Cuando se habla del pensamiento, es común referirse indistintamente, ya lo hemos señalado en otras oportunidades, a la razón, a la mente, a la inteligencia, la reflexión, la imaginación, etc., como si todo tuviera la misma función, y hasta son muchos los casos en que se toma una por otra sin discriminación alguna.
La Logosofía define la función de pensar como un acto que ejerce la mente para elaborar un pensamiento, una idea o, simplemente, la descripción de un motivo que una circunstancia determinada exige a los fines de una explicación. La función de pensar es, pues, un acto, diríase, creador, desde el momento que crea en la mente, la existencia de un pensamiento o una idea que hasta ese instante no existía; pero también ese acto llena otras necesidades de la inteligencia, como es la de coordinar y seleccionar los elementos que luego habrán de usarse para encarar asuntos o problemas, ya de incumbencia personal, ya general.

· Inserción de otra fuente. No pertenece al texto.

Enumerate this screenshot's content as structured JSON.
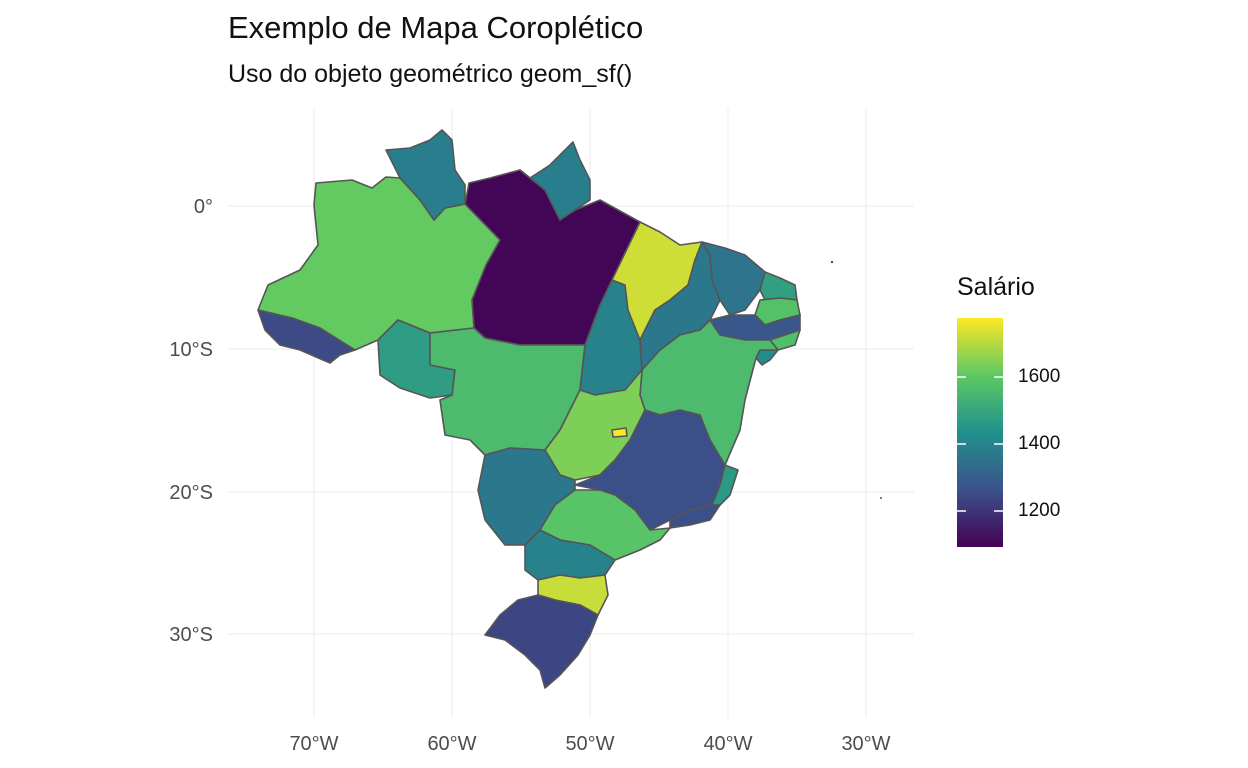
{
  "title": "Exemplo de Mapa Coroplético",
  "subtitle": "Uso do objeto geométrico geom_sf()",
  "map": {
    "x_ticks": [
      "70°W",
      "60°W",
      "50°W",
      "40°W",
      "30°W"
    ],
    "y_ticks": [
      "0°",
      "10°S",
      "20°S",
      "30°S"
    ],
    "legend": {
      "title": "Salário",
      "labels": [
        "1600",
        "1400",
        "1200"
      ],
      "palette": "viridis",
      "range": [
        1090,
        1790
      ],
      "colors": [
        "#440154",
        "#3b528b",
        "#21908c",
        "#5dc963",
        "#fde725"
      ]
    },
    "regions": [
      {
        "name": "AM",
        "value": 1620
      },
      {
        "name": "PA",
        "value": 1100
      },
      {
        "name": "RR",
        "value": 1390
      },
      {
        "name": "AP",
        "value": 1390
      },
      {
        "name": "AC",
        "value": 1250
      },
      {
        "name": "RO",
        "value": 1480
      },
      {
        "name": "MT",
        "value": 1570
      },
      {
        "name": "TO",
        "value": 1400
      },
      {
        "name": "MA",
        "value": 1740
      },
      {
        "name": "PI",
        "value": 1370
      },
      {
        "name": "CE",
        "value": 1360
      },
      {
        "name": "RN",
        "value": 1490
      },
      {
        "name": "PB",
        "value": 1590
      },
      {
        "name": "PE",
        "value": 1280
      },
      {
        "name": "AL",
        "value": 1580
      },
      {
        "name": "SE",
        "value": 1430
      },
      {
        "name": "BA",
        "value": 1570
      },
      {
        "name": "GO",
        "value": 1650
      },
      {
        "name": "DF",
        "value": 1790
      },
      {
        "name": "MG",
        "value": 1260
      },
      {
        "name": "ES",
        "value": 1470
      },
      {
        "name": "RJ",
        "value": 1260
      },
      {
        "name": "MS",
        "value": 1370
      },
      {
        "name": "SP",
        "value": 1600
      },
      {
        "name": "PR",
        "value": 1400
      },
      {
        "name": "SC",
        "value": 1730
      },
      {
        "name": "RS",
        "value": 1240
      }
    ]
  }
}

La función de pensar se diferencia nítidamente de todo esfuerzo mental que pueda hacerse para recordar conocimientos o cosas que se hallaban ausentes de la zona mental inmediata al dominio espontáneo de la propia voluntad, sea por olvido o por falta de uso de los mismos. El esfuerzo mental para recordar, atrae los pensamientos olvidados y esto, naturalmente, nada tiene que ver con la función de pensar. Cada uno, según sea su capacidad mental y el cultivo de su inteligencia, puede tener a su disposición un acopio de conocimientos que por pertenecer a su acervo personal no requieren un nuevo proceso de elaboración, y cuando la inteligencia se dispone a usarlos, espontáneamente los toma del archivo mental propio, archivo que, como es natural, constituye el caudal de saber adquirido por el estudio y la experiencia.

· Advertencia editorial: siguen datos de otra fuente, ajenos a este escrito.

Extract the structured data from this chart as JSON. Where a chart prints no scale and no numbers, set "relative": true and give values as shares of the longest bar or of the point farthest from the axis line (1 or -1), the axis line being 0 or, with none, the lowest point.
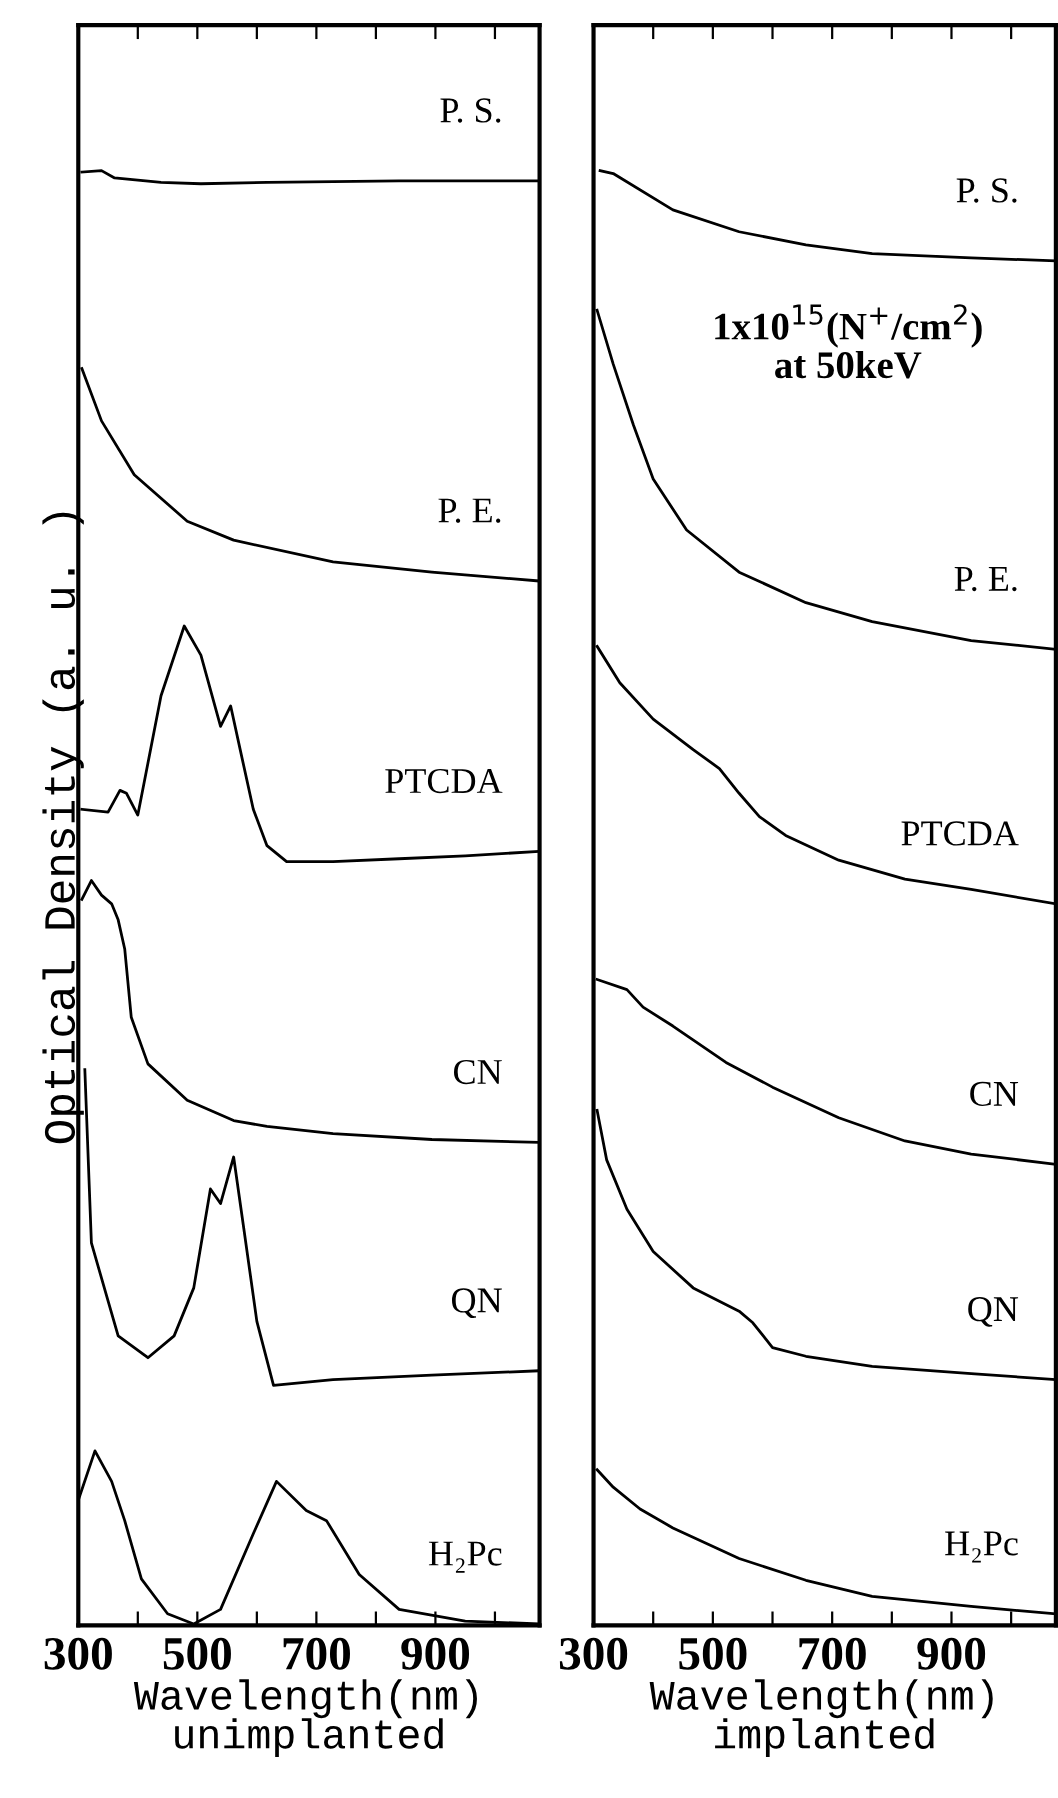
{
  "chart_data": [
    {
      "type": "line",
      "relative": true,
      "ylabel": "Optical Density (a. u. )",
      "xlabel": "Wavelength(nm)\nunimplanted",
      "xlim": [
        300,
        1075
      ],
      "xticks": [
        300,
        {
          "value": 400,
          "label": null
        },
        500,
        {
          "value": 600,
          "label": null
        },
        700,
        {
          "value": 800,
          "label": null
        },
        900,
        {
          "value": 1000,
          "label": null
        }
      ],
      "tick_labels": "x",
      "grid": false,
      "marker": "none",
      "line_style": "solid",
      "series": [
        {
          "name": "P. S.",
          "color": "#000000",
          "x": [
            306,
            339,
            361,
            439,
            506,
            617,
            839,
            1072
          ],
          "values": [
            0.999,
            1.0,
            0.995,
            0.992,
            0.991,
            0.992,
            0.993,
            0.993
          ]
        },
        {
          "name": "P. E.",
          "color": "#000000",
          "x": [
            306,
            339,
            394,
            483,
            561,
            728,
            894,
            1072
          ],
          "values": [
            0.864,
            0.828,
            0.791,
            0.759,
            0.746,
            0.731,
            0.724,
            0.718
          ]
        },
        {
          "name": "PTCDA",
          "color": "#000000",
          "x": [
            306,
            350,
            370,
            381,
            400,
            439,
            478,
            506,
            539,
            556,
            572,
            594,
            617,
            650,
            728,
            839,
            950,
            1072
          ],
          "values": [
            0.561,
            0.559,
            0.574,
            0.572,
            0.557,
            0.639,
            0.687,
            0.667,
            0.618,
            0.632,
            0.602,
            0.561,
            0.536,
            0.525,
            0.525,
            0.527,
            0.529,
            0.532
          ]
        },
        {
          "name": "CN",
          "color": "#000000",
          "x": [
            306,
            322,
            339,
            356,
            367,
            378,
            389,
            417,
            483,
            561,
            617,
            728,
            894,
            1072
          ],
          "values": [
            0.499,
            0.512,
            0.502,
            0.496,
            0.485,
            0.465,
            0.418,
            0.386,
            0.361,
            0.347,
            0.343,
            0.338,
            0.334,
            0.332
          ]
        },
        {
          "name": "QN",
          "color": "#000000",
          "x": [
            311,
            322,
            350,
            367,
            417,
            461,
            494,
            522,
            539,
            561,
            578,
            600,
            628,
            728,
            894,
            1072
          ],
          "values": [
            0.382,
            0.263,
            0.223,
            0.199,
            0.184,
            0.199,
            0.232,
            0.3,
            0.29,
            0.322,
            0.273,
            0.209,
            0.165,
            0.169,
            0.172,
            0.175
          ]
        },
        {
          "name": "H₂Pc",
          "color": "#000000",
          "x": [
            300,
            328,
            356,
            378,
            406,
            450,
            494,
            539,
            594,
            633,
            683,
            717,
            772,
            839,
            950,
            1072
          ],
          "values": [
            0.086,
            0.12,
            0.099,
            0.072,
            0.032,
            0.008,
            0.001,
            0.011,
            0.063,
            0.099,
            0.079,
            0.072,
            0.035,
            0.011,
            0.003,
            0.001
          ]
        }
      ]
    },
    {
      "type": "line",
      "relative": true,
      "xlabel": "Wavelength(nm)\nimplanted",
      "xlim": [
        300,
        1075
      ],
      "xticks": [
        300,
        {
          "value": 400,
          "label": null
        },
        500,
        {
          "value": 600,
          "label": null
        },
        700,
        {
          "value": 800,
          "label": null
        },
        900,
        {
          "value": 1000,
          "label": null
        }
      ],
      "tick_labels": "x",
      "grid": false,
      "marker": "none",
      "line_style": "solid",
      "annotations": [
        "1x10$^{15}$(N$^{+}$/cm$^{2}$)\nat 50keV"
      ],
      "series": [
        {
          "name": "P. S.",
          "color": "#000000",
          "x": [
            311,
            333,
            433,
            544,
            656,
            767,
            933,
            1074
          ],
          "values": [
            1.0,
            0.998,
            0.973,
            0.958,
            0.949,
            0.943,
            0.94,
            0.938
          ]
        },
        {
          "name": "P. E.",
          "color": "#000000",
          "x": [
            306,
            333,
            367,
            400,
            456,
            544,
            656,
            767,
            933,
            1074
          ],
          "values": [
            0.904,
            0.867,
            0.825,
            0.788,
            0.753,
            0.724,
            0.703,
            0.69,
            0.677,
            0.671
          ]
        },
        {
          "name": "PTCDA",
          "color": "#000000",
          "x": [
            306,
            344,
            400,
            467,
            511,
            544,
            578,
            622,
            711,
            822,
            933,
            1074
          ],
          "values": [
            0.673,
            0.648,
            0.623,
            0.602,
            0.589,
            0.572,
            0.556,
            0.543,
            0.526,
            0.513,
            0.506,
            0.496
          ]
        },
        {
          "name": "CN",
          "color": "#000000",
          "x": [
            306,
            356,
            383,
            433,
            522,
            600,
            711,
            822,
            933,
            1074
          ],
          "values": [
            0.444,
            0.437,
            0.425,
            0.412,
            0.387,
            0.37,
            0.349,
            0.333,
            0.324,
            0.317
          ]
        },
        {
          "name": "QN",
          "color": "#000000",
          "x": [
            306,
            322,
            356,
            400,
            467,
            544,
            567,
            600,
            656,
            767,
            933,
            1074
          ],
          "values": [
            0.354,
            0.32,
            0.286,
            0.257,
            0.232,
            0.216,
            0.208,
            0.191,
            0.185,
            0.178,
            0.173,
            0.169
          ]
        },
        {
          "name": "H₂Pc",
          "color": "#000000",
          "x": [
            306,
            333,
            378,
            433,
            544,
            656,
            767,
            933,
            1074
          ],
          "values": [
            0.107,
            0.095,
            0.08,
            0.067,
            0.046,
            0.031,
            0.02,
            0.013,
            0.008
          ]
        }
      ]
    }
  ]
}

En el trato corriente es frecuente observar cómo se confunde de continuo el papel que desarrolla la inteligencia con el de los pensamientos y la función de pensar. Quien haya hecho estudios a fondo sobre estas, en apariencia, complejas cuestiones del entendimiento, habrá podido sorprender sin mayor dificultad, la diferencia substancial que señalamos entre uno y otro acto de la mente o de la inteligencia.
Lo cierto es que la función de pensar se ejerce, casi siempre, en los momentos dedicados al estudio, o en los que se deben encarar, por exigirlo así las circunstancias, asuntos con participación activa de la propia capacidad; en cambio, en las relaciones diarias entre unos y otros, generalmente se usan pensamientos de diversa índole, que cada uno tiene a disposición dentro de su mente.
Esta discriminación que hacemos entre la función de pensar y los pensamientos, es en extremo necesaria para el ordenamiento de las actividades de la inteligencia y, sobre todo, para que se pueda tener una visión clara respecto a cómo debe uno comportarse en el empleo de las propias opiniones y de sus juicios.